浜名氏 マイナスばかり考えても仕方ない。すべてを前向きにとらえることが必要だろう。

今年は東京五輪開催の影響で、開幕が約1週間早まった。逆算してオフから調整してきた選手にすれば、さらに調整期間が延びた。

浜名氏 選手によって状況は違うだろうが、打撃でいえばまだ自分の形を固めることができなかった選手は、調整時間が増えることになる。また、ある程度形はできている選手でも「まだ試したい」と思っている選手は、さらなるレベルアップとしてフォームの見直し、作り直しにもチャレンジできる。スタート地点は見えないが、およそ1カ月伸びたことをチャンスにしてほしい。故障者も復帰への道が開けたと思ってほしい。

メリットは首脳陣にもある。開幕ローテーションについてはある程度固められているが、野手については若手の台頭で決められない悩ましい状況ではある。

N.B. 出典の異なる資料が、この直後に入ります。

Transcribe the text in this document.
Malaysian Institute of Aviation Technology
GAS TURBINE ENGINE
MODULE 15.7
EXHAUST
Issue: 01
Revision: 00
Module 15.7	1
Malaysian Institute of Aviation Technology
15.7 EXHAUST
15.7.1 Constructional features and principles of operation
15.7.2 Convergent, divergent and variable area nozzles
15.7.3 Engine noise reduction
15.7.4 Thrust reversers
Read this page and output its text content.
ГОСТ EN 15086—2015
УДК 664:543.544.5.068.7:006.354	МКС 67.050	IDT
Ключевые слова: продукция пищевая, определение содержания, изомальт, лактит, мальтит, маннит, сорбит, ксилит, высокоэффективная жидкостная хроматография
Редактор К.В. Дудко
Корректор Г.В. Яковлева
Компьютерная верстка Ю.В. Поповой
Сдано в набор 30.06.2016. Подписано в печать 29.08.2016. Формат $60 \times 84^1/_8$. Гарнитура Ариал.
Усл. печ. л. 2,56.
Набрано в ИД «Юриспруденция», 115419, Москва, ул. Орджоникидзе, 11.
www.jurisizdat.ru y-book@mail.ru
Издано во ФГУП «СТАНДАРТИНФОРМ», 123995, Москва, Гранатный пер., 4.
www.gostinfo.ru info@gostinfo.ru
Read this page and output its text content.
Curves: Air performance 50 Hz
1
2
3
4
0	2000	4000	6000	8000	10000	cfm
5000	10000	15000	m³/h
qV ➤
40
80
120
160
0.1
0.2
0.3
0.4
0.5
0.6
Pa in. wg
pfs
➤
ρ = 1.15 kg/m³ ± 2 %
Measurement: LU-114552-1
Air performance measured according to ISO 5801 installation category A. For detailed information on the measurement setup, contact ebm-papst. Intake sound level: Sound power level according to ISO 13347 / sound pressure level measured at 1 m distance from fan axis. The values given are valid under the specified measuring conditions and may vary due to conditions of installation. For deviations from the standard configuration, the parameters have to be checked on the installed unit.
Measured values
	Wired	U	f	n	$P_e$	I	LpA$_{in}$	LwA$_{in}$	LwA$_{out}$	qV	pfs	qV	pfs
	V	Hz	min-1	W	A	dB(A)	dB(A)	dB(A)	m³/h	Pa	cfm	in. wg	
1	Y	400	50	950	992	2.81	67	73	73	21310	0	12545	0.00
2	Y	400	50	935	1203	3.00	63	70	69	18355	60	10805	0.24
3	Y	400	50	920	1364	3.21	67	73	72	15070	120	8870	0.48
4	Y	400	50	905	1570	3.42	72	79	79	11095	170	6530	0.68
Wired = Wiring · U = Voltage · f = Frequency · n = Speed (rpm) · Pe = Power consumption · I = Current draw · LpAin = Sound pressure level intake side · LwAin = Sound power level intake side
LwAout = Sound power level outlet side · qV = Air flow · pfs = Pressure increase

浜名氏 「テスト期間」で合格した若手メンバーも、開幕後に「ボロ」が出るケースは多い。「テスト期間」が通常より増えるのは、首脳陣にすればプラスになる。若手選手は逆に「ボロ」を出さないために必死になる。競争意識が続くのは決して悪くない。

ベテランはせっかくいい調子できているのにさらに調整が延びて厳しい状況にはなる。

浜名氏 気持ちが切れるのが一番怖い。緩みがちになるだろうが、大観衆の中でプレーするイメージを切らさず、これからの無観客の練習試合で戦っていってほしい。